Forever Young

哪里跌倒,就从哪里站起来
Tuesday, July 12, 2011 ? 0 Atashinchi ?
Been getting back CT results these few days. Overall...not very good. But to some extent I'd say I was affected badly by nerves. Since the start of June hols I've been suffering from symptoms of stress, starting from when I was studying for SATs. For most of the holidays till now I've been plagued by different degrees of tension headache and loss of focus. In a way I think this is a more pressing problem than not studying. If I don't manage to overcome my nerves and perform up to usual standard in exams, what's the point of being well-prepared?

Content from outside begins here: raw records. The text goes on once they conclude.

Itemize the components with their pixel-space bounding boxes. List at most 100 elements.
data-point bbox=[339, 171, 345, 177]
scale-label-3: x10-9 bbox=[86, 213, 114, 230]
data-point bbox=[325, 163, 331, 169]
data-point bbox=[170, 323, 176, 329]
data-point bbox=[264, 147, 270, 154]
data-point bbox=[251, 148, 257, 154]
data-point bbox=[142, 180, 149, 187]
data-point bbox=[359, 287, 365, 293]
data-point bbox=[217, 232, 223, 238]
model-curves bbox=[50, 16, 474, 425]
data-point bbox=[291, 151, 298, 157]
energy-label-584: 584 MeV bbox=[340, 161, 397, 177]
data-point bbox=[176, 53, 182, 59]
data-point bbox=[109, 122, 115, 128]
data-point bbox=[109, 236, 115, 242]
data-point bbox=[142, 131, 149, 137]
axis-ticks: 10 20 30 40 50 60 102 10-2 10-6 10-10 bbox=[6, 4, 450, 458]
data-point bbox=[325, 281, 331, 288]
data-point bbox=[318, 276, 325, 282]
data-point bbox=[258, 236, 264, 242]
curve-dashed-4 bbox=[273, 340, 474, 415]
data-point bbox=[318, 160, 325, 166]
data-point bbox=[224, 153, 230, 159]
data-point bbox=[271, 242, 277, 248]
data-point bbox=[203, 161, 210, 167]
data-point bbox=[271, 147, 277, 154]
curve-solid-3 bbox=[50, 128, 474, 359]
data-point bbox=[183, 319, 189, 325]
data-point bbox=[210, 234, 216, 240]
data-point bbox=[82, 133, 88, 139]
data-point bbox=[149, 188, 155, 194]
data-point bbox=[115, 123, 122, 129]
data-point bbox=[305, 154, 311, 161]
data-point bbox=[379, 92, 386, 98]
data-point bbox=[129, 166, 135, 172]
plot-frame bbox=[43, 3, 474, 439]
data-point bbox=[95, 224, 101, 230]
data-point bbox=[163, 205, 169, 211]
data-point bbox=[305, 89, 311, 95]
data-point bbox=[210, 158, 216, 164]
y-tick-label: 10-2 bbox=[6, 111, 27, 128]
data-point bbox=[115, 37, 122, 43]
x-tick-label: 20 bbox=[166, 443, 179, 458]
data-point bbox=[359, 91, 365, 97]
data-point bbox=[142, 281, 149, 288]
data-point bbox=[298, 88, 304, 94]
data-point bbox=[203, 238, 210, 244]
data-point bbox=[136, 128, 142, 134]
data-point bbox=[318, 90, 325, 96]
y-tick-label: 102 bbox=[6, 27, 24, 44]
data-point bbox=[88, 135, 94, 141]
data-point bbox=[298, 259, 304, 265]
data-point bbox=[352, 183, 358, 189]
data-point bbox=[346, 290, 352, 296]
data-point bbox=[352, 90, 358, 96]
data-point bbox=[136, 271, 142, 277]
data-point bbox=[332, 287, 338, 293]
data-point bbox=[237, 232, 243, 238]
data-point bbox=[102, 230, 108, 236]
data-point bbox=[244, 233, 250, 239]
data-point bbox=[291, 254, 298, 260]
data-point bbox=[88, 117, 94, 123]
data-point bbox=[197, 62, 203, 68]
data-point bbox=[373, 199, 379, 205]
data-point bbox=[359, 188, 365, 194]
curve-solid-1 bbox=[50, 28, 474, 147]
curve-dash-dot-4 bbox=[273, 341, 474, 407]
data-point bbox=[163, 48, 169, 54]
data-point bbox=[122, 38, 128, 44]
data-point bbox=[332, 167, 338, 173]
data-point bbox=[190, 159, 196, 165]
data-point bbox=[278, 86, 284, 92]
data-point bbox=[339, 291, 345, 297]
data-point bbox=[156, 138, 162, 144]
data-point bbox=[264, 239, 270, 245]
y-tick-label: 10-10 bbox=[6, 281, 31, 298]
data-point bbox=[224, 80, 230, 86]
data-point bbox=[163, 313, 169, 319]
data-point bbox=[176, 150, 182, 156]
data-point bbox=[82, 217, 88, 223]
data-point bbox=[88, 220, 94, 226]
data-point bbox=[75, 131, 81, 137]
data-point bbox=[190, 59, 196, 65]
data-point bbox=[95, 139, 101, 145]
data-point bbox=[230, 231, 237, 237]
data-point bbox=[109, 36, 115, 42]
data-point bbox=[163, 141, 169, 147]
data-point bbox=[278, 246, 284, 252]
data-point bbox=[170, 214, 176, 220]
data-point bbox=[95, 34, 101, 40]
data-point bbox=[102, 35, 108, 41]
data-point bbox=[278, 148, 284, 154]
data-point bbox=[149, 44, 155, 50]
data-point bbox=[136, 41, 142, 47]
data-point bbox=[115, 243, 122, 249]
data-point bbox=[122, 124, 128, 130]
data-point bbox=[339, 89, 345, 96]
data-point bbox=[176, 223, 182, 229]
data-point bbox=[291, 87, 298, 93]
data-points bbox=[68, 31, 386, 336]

Though of course, no excuses for poor performance. 2 weeks was definitely not enough, I have to work harder and more consistently next time! And by preparing myself better maybe I won't feel so nervous anymore. It's a precious lesson learnt I guess. Barely 2 months to start of prelims! Gotta get in shape once and for all...

Was talking to sarah today and well, seems like many people are starting to lose their sanity cos of academic stress. I can feel myself going down that road too, and I've really got to get a grip on myself. It's hard, definitely, but I know I'll come out of it all a stronger person.

曾经很容易放下,但如今却不敢放下,只为了维持斗志。可代价就是,被自己给自己的压力压得透不过气。仿佛感觉自己开始有点像机器,喜怒哀乐都有些麻木了,我不喜欢这种感觉。真希望有人能向我丢一根救命的稻草,把我从旋涡里救起,可我内心知道,能救自己的,只有我自己。

你是自己最好的朋友,也是自己最大的敌人。

套一句话:置之死地而后生。藉此与君共勉。